Benchmark Baseline (prior LLM-ASR) This Paper Delta
LibriSpeech test-clean (WER) Competitive LLM-ASR systems Strong performance (SOTA-level) Favorable or on-par
LibriSpeech test-other (WER) Competitive LLM-ASR systems Strong performance (SOTA-level) Favorable or on-par
GigaSpeech (WER) Competitive non-LLM and LLM baselines Strong performance Favorable or on-par
System complexity High (task-specific components) Low (clean minimal design) Significantly reduced

Key Takeaways

  • Practitioners building LLM-based ASR systems should prefer clean, simple architectures over heavily engineered task-specific designs — complexity does not reliably yield better performance and obscures what actually matters
  • When integrating speech encoders with LLMs, the connector/adapter design and prompting strategy may matter less than generally assumed; investing effort in data quality and alignment training is likely more impactful
  • Benchmarking rigor is critical in multimodal LLM research: always ablate individual components and justify design decisions empirically to avoid false attribution of performance gains to irrelevant choices

Abstract

In this paper, we focus on prompting one of the most important tasks in the field of speech processing, i.e., automatic speech recognition (ASR), with speech foundation encoders and large language models (LLM).
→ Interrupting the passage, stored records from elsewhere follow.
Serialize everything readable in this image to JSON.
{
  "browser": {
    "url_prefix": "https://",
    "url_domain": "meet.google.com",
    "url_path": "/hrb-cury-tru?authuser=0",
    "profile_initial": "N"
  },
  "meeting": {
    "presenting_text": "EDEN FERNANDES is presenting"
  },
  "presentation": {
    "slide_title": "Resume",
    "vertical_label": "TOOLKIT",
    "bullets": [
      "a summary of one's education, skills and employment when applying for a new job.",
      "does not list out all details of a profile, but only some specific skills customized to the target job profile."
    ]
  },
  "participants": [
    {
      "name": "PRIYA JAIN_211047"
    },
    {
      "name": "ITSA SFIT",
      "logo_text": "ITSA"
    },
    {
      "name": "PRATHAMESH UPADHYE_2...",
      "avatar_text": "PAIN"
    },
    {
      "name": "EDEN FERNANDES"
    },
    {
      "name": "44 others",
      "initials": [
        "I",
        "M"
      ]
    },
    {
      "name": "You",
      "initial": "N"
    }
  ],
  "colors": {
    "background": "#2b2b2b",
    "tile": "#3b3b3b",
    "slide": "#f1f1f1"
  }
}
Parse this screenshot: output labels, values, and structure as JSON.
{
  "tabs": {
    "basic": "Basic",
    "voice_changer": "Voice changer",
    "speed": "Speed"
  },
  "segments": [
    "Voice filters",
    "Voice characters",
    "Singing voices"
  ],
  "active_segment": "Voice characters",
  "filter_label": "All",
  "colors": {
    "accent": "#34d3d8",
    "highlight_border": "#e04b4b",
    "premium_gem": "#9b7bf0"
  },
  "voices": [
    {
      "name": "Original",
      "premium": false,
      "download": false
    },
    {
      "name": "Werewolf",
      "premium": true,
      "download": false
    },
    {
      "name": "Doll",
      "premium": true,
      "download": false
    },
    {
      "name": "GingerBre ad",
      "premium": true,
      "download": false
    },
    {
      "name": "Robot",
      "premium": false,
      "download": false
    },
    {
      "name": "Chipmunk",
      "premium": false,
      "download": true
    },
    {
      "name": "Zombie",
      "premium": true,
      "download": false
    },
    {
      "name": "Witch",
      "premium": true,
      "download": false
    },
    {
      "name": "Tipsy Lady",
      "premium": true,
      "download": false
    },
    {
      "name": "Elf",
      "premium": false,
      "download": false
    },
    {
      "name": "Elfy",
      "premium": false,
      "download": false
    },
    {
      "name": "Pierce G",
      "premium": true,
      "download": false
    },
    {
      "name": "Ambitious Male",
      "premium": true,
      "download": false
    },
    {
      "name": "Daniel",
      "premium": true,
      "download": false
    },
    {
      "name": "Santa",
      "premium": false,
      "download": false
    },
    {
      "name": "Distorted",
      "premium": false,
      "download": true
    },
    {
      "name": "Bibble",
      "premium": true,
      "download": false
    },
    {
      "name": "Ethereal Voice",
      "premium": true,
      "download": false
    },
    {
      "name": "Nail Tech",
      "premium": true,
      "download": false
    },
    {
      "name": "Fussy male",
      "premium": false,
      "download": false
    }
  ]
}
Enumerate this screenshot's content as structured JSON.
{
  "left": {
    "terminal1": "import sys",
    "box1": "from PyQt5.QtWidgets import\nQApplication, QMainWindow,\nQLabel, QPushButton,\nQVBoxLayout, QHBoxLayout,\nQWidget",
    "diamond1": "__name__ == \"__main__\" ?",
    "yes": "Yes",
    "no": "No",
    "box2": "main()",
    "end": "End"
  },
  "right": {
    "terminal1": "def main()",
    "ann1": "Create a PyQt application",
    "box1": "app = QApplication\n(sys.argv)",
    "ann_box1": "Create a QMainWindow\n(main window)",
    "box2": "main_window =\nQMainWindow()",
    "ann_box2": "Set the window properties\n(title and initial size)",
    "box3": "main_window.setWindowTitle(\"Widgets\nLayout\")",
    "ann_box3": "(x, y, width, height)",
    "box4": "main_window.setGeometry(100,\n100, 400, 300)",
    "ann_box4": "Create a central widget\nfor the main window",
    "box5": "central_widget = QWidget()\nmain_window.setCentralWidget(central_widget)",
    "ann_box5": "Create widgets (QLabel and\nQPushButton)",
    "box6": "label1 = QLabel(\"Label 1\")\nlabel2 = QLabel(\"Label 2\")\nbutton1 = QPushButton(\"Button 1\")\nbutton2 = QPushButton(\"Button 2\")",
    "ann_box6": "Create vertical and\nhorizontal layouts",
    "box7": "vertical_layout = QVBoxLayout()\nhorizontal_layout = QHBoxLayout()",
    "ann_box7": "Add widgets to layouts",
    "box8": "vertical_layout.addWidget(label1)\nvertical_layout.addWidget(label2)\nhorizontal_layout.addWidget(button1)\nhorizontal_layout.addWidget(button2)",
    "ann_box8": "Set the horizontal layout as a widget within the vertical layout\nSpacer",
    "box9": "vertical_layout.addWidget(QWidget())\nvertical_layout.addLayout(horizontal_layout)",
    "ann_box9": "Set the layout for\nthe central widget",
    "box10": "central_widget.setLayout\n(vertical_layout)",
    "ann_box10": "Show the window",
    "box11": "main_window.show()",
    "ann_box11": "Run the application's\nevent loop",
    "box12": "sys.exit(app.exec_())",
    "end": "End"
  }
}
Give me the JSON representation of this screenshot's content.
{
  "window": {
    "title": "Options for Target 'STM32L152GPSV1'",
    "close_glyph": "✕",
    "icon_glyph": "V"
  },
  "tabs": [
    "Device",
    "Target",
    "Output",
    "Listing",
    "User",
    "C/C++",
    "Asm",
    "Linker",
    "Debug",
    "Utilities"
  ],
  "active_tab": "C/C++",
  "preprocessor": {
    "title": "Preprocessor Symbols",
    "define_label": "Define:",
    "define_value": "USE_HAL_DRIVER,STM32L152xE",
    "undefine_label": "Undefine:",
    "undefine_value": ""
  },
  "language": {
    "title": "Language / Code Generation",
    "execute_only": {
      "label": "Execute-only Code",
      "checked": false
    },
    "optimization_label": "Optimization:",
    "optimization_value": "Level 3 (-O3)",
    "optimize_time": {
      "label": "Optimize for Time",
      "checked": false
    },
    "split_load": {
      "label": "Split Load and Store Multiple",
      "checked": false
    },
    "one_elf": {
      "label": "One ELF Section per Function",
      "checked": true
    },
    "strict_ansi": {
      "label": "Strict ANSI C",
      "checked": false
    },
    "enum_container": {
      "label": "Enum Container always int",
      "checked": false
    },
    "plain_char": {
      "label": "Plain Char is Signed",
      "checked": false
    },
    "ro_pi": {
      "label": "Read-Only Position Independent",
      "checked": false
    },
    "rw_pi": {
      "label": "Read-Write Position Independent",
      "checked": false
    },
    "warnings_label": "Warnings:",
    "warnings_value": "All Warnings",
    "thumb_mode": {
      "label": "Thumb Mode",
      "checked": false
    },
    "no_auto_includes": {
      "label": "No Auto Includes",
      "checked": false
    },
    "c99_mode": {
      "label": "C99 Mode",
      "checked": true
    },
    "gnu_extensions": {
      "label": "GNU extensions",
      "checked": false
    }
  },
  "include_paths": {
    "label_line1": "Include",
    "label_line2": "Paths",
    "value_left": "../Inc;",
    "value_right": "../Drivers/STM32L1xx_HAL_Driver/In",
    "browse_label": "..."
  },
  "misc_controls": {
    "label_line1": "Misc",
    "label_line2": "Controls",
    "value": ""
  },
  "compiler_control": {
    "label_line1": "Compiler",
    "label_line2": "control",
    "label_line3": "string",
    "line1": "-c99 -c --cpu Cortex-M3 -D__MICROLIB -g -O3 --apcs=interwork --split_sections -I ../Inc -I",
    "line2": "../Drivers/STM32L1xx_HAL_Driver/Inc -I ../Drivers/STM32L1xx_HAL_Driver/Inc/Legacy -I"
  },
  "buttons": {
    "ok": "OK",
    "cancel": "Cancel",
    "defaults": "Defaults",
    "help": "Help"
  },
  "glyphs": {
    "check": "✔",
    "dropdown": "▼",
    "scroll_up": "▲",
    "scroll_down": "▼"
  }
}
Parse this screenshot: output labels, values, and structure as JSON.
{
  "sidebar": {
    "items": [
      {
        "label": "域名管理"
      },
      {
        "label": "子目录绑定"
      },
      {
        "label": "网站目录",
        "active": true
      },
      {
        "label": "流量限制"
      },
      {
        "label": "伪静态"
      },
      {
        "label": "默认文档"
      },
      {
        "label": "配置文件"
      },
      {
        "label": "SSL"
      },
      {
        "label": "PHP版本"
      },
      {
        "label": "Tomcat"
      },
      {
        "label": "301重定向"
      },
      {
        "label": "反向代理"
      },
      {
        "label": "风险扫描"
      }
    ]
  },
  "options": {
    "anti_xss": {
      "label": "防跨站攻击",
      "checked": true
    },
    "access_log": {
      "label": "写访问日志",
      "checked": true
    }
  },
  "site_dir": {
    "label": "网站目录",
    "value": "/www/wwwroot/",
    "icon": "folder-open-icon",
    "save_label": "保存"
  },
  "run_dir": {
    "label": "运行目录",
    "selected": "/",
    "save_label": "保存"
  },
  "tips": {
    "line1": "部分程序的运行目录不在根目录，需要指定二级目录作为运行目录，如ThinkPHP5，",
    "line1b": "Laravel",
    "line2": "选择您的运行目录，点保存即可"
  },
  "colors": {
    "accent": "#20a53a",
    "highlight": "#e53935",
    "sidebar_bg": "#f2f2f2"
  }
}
Despite the growing body of research in this area, we find that many crucial design decisions in LLM-based ASR systems are often inadequately justified. This lack of clarity impedes the field's progress, making it challenging to pinpoint which design choices truly improve model performance. To address these challenges, we conduct a comprehensive series of experiments that explore various aspects, leading to the optimal LLM-based ASR system. We found that delicate designs are not necessary, while a clean setup with little task-specific design is competent. The models achieve strong performance on the Librispeech and Gigaspeech datasets, compared to both LLM-based models and non-LLM-based models. Finally, we explore the capability emergence of LLM-based ASR in the process of modal alignment. We hope that our study can facilitate the research on extending LLM with cross-modality capacity and shed light on the LLM-based ASR community.